Le biblioteche del SSN italiano: Prime valutazioni sui dati del censimento nazionale
Rossella Aprea
Biblioteca Scientifica, Istituto Dermopatico dell'Immacolata - IRCCS - Roma
Abstract
Il d.lgs. 229 del 1999 "Norme per la razionalizzazione del Servizio Sanitario Nazionale..." pone l'accento sulla formazione continua del personale sanitario che dovrebbe attuarsi unicamente attraverso corsi, convegni, seminari, soggiorni di studio, partecipazione a studi clinici controllati e ad attività di ricerca, di sperimentazione e di sviluppo.
Non è previsto, invece, l'apporto delle biblioteche e dei centri di documentazione biomedici che in altri paesi costituiscono l'elemento portante della formazione degli operatori sanitari e dell'informazione ai cittadini.

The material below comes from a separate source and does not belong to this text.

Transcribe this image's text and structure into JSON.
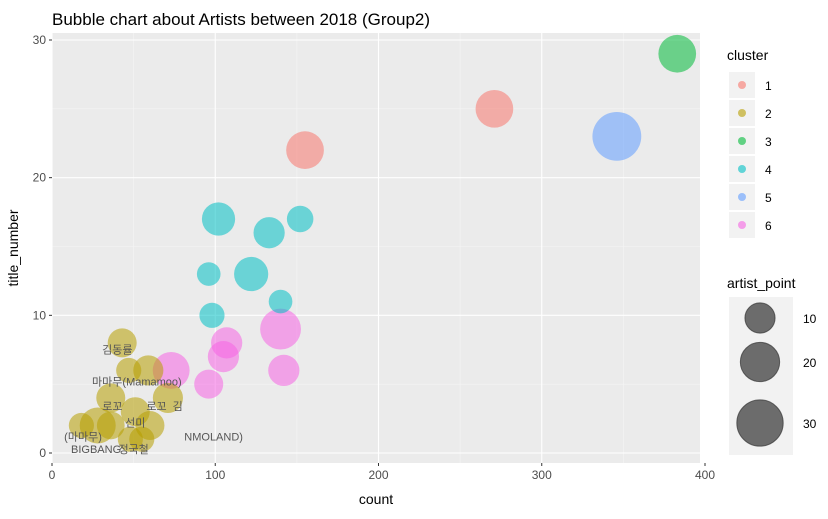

Infatti, le differenti e specifiche richieste degli operatori sanitari e dei pazienti necessiterebbero della presenza, sul posto di lavoro e sul territorio, di strutture informative efficienti in grado di scambiare informazioni in rete: cioè biblioteche e centri di documentazione professionalmente attrezzati.
Per verificare la situazione italiana il BDS (Bibliotecari Documentalisti Sanità), con il patrocinio del Ministero della Sanità., ha deciso di effettuare una ricognizione nazionale delle biblioteche/centri di documentazione del SSN attraverso l'invio di un questionario predisposto ad hoc. Sono state richieste a tali strutture informazioni sul posseduto, sulle risorse economiche destinate annualmente, sui livelli di informatizzazione, sui servizi offerti agli utenti e sul personale (livelli di inquadramento, formazione professionale etc.).
I primi risultati dell'indagine mostrano un quadro tutt'altro che incoraggiante della situazione italiana. Molte strutture sanitarie contattate hanno dichiarato di non disporre di biblioteche e centri di documentazione. Altre ne sarebbero "teoricamente" provviste, ma non avrebbero personale assegnato, o sarebbero in fase di ristrutturazione, allestimento, "in disuso" e/o senza finanziamenti da anni per l'aggiornamento del posseduto.. Tra l'altro in non pochi casi sono state definite "biblioteche" semplici raccolte di volumi incustoditi o affidati a personale che svolge tutt'altra mansione.
Per quanto riguarda le risorse umane le forme di inquadramento risultano "fantasiose" e diversificate (commessi, puericultrici, amministrativi, medici, tecnici di laboratorio, infermieri, ausialiari, etc.), così come la loro formazione culturale (laureati in Giurisprudenza, Lettere, Medicina, Lingue, Economia e Commercio, diplomati allo Scientifico, Classico, Magistrale, periti, ragionieri, etc.). Su 506 persone impiegate nelle biblioteche che hanno risposto al questionario solo il 7,71% disporrebbe di un qualche titolo specifico per svolgere l'attività di bibliotecario o documentalista. Indubbiamente la spiegazione di questa generale situazione di preoccupante arretratezza va ricercata nell'assenza di una qualsivoglia forma di regolamentazione di queste strutture, la cui esistenza ed organizzazione è affidata unicamente alla "sensibilità" e "discrezionalità" dei rispettivi amministratori. Questa situazione contrasta con l'emergente necessità di professionisti in un settore sempre più complesso e delicato, quale è quello dell'informazione biomedica.